There is no overall co-ordination of power station development. It is left to each generation entity (four big power companies, two smaller ones, as well as overseas developers or community groups) to evaluate potential new plant on its own merits; looking at the market, their balance sheets and customer load profiles. They then apply for consents to build and operate it. Stations won’t be built unless the owners believe they can pay back their capital and operating costs. This has frustrated many who yearn for a return to the days of centralised planning largesse. Invariably, those decisions were driven by political, not grid management or financial reasons.
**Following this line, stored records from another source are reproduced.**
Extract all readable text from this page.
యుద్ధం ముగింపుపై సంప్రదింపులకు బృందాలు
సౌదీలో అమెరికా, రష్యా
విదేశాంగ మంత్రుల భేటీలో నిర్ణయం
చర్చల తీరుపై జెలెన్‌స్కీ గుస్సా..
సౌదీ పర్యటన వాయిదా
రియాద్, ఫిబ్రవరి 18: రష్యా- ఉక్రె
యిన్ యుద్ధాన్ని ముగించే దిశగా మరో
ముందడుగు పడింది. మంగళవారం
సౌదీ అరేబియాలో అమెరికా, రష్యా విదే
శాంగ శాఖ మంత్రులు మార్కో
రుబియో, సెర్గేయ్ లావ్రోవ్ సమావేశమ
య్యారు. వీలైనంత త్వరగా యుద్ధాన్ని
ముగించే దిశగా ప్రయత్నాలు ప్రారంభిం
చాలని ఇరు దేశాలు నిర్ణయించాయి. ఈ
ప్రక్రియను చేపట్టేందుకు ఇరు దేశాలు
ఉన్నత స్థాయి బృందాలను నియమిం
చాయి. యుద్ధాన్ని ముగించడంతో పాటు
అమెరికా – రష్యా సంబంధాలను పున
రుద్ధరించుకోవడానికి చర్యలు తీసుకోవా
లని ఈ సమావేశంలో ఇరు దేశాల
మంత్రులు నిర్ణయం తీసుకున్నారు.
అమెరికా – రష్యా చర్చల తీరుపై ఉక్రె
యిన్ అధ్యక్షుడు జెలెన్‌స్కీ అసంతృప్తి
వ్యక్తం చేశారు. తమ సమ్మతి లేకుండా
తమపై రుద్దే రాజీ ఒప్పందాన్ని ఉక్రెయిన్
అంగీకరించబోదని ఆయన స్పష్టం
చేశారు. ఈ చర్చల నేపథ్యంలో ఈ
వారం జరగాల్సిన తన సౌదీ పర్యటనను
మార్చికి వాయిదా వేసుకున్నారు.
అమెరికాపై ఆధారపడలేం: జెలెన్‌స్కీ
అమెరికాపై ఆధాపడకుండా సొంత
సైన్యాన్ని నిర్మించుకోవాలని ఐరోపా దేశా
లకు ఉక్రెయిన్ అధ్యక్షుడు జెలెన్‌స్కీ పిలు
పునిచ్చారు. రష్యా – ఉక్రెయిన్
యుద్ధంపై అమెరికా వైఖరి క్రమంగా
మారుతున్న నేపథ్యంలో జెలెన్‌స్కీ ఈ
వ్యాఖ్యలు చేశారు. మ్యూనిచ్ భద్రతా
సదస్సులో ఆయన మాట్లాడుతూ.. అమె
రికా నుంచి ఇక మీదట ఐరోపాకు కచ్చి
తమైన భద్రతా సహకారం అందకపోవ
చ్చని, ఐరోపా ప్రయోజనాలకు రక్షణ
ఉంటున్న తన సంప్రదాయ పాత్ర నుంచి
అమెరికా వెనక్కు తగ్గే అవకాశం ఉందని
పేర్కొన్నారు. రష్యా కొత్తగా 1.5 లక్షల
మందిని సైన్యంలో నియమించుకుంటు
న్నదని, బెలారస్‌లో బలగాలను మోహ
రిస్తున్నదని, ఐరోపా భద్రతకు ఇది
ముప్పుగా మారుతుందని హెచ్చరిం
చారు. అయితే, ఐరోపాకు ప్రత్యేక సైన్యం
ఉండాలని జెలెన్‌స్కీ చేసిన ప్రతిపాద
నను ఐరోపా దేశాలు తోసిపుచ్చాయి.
Because the current government wants to virtue signal, moving from the predicted 95% renewables by 2030 to 100% while also providing cover as dry year reserve, development of a massive pumped storage scheme at Onslow in the lower South Island has been promoted. Exact details aren’t forthcoming as it is still just a concept, but it is scoped as about 1200MW, 5000GWh. Pricing just for the station went from $4B to $16B in the space of two years of investigation, but the Minister of Energy still thinks it is a good deal. Industry speculation is that the real capital cost of all the infrastructure needed would maybe double that. There is no report or details as to how it will operate or integrate into the market trying to pay its way by arbitrage. It has been discussed as both dry year storage or day to day energy smoothing – it can’t do both. There will need to be massive transmission lines and switchyard infrastructure built to utilise the power if it goes ahead. As well, many windfarms will need to be built to fill the lake. None of these have been proposed, let alone costed. If the government changes at the forthcoming election, the current Opposition have stated they will kill the project. Consignment to the never-to-be-mentioned-again graveyard of politicians’ bad ideas then is inevitable.
There are a lot of plans to build more wind and grid solar farms, but many see them as just tyre-kicking exercises, with few consents applied for and even less construction starting. The windfarms get no direct subsidies from NZ consumers. Therefore, the economics just aren’t there for building additional plants of this sort. They do get an indirect subsidy, in that they don’t have to meet dispatch where other generators can get fined if they don’t keep their output within pre-notified tight limits. Domestic solar has various subsidies to help assist installation but these aren’t generous. There are no government feed-in-tariffs (FITs) for their output, though some distribution companies offer a nett power (single meter) option.
Almost all generation from existing windfarms is purchased by the large generation companies (if they don’t already own them), who then offset the output against their other generating assets. However, that margin for balancing is now near gone, especially with thermals closing down. The NZ market will need modifications to accommodate the variability. This is especially so with reserves management.
Though it was near thirty years ago, one paper’s cartoonist got it right about creating a complex market.
For the reasons outlined above, it is more likely that Australia will have operational problems maintaining its grid before New Zealand does. However, the latter is not immune from the same issues confronting other Western countries. It will be interesting to see which government will be the first to publicly say the heresy that net-zero power generation won’t work.